Department of Medicine, University of Chicago, Chicago, IL 60637, USA.
Trends Cardiovasc Med. 1994 Sep-Oct;4(5):231-5. doi: 10.1016/1050-1738(94)90039-6.
Apolipoprotein B (apo B) circulates in two distinct isomorphic forms, each the product of a single gene. The larger form, referred to as apo B-100, is the major protein of plasma low-density lipoproteins (LDLs) and is synthesized by the human liver. The smaller form, referred to as apo B-48, is produced in the small intestine as a result of a site-specific cytidine deamination, which alters a CAA codon, encoding glutamine in the unedited (apo B-100) mRNA to UAA, which specifies an in-frame stop codon. Apo B-48 lacks the domains involved in LDL receptor interaction and in complex formation with apolipoprotein(a). DNA sequence analysis of the gene that mediates this site-specific cytidine deamination suggests that apo B mRNA editing is an evolutionary adaptation to limit the atherogenic potential of intestinal lipoproteins.

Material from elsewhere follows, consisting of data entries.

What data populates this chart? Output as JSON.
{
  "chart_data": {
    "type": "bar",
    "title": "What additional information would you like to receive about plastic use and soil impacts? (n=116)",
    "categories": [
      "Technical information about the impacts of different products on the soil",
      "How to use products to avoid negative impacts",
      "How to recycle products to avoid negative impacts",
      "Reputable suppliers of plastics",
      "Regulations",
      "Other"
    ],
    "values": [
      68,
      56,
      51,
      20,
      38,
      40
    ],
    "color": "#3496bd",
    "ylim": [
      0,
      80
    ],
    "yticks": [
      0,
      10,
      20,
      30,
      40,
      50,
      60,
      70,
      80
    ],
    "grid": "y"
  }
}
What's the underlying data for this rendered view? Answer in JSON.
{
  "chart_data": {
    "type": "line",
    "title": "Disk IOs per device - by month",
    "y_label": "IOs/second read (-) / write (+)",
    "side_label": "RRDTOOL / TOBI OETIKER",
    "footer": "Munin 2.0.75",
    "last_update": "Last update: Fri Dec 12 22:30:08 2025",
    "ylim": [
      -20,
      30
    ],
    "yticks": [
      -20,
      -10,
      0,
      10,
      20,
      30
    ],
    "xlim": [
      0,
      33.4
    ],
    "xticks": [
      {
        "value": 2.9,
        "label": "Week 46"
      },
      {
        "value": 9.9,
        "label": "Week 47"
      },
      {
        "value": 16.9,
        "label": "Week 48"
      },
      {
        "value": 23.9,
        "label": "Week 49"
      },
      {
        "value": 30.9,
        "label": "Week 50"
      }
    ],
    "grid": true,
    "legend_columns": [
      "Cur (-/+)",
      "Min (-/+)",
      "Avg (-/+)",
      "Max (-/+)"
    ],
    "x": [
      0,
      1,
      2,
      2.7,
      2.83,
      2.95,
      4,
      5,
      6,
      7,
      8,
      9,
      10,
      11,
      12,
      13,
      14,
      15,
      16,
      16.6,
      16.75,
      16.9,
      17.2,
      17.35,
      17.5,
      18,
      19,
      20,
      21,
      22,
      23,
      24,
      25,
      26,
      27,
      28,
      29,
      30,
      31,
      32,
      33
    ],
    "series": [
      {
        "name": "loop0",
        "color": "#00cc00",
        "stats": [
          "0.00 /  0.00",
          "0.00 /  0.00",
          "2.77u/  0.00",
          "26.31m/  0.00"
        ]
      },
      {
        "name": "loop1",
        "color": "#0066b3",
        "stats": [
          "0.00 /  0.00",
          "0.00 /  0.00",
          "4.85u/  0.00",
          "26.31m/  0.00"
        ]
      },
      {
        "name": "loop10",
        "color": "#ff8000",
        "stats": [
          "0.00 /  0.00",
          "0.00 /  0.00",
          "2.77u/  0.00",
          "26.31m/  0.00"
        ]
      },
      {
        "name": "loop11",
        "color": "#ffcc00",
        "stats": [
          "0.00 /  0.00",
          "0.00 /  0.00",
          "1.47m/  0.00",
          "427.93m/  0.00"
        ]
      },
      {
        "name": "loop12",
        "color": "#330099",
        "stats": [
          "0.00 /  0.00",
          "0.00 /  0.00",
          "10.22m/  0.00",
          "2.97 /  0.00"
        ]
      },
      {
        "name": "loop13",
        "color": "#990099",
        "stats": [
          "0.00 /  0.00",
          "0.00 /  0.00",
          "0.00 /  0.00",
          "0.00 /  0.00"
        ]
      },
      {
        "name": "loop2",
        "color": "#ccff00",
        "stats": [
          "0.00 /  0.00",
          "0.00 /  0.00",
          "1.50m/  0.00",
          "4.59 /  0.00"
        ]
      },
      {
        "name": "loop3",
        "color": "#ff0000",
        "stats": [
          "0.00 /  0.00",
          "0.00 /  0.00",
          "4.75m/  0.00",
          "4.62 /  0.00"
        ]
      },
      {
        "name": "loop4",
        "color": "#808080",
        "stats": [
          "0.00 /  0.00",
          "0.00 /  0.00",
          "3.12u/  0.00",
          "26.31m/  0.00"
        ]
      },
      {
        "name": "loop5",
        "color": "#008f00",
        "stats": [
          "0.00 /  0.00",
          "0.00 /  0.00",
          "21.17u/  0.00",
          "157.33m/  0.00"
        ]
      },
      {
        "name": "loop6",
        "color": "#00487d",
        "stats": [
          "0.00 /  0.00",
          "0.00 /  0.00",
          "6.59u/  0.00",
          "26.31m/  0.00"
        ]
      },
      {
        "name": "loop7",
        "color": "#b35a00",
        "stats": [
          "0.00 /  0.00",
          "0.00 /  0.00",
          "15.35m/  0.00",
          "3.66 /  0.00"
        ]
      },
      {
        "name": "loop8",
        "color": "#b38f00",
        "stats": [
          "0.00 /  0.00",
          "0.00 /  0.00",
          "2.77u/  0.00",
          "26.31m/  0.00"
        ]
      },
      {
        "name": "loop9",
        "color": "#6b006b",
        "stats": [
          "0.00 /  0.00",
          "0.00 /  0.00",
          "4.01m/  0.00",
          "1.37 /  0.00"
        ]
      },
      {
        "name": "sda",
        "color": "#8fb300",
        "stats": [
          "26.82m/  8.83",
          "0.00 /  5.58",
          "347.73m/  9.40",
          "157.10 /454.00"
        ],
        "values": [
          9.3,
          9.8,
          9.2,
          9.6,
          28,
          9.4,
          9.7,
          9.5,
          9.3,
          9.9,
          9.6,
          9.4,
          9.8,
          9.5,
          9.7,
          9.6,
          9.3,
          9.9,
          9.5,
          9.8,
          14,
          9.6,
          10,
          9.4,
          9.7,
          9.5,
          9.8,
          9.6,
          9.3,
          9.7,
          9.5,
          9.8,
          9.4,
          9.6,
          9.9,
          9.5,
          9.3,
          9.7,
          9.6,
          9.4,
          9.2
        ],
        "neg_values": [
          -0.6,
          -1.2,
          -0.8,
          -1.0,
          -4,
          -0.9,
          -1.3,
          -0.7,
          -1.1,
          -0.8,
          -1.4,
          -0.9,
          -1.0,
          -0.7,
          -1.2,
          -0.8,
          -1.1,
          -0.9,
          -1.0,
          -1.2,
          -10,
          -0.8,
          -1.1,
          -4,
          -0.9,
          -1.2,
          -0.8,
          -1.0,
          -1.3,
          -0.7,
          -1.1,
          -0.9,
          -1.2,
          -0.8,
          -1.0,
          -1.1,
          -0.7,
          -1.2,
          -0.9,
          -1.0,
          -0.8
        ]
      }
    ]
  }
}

载脂蛋白 B(apo B)以两种不同的同型异构体循环,每种异构体都是单个基因的产物。较大的形式,称为 apo B-100,是血浆低密度脂蛋白(LDL)的主要蛋白质,由人类肝脏合成。较小的形式,称为 apo B-48,是在小肠中产生的,由于特定的胞嘧啶脱氨酶,改变了一个 CAA 密码子,该密码子在未经编辑的(apo B-100)mRNA 中编码谷氨酰胺,变成 UAA,指定一个框架内的终止密码子。apo B-48 缺乏与 LDL 受体相互作用和与载脂蛋白(a)形成复合物的域。介导这种特定胞嘧啶脱氨酶的基因的 DNA 序列分析表明,apo B mRNA 编辑是一种进化适应,旨在限制肠脂蛋白的动脉粥样硬化潜力。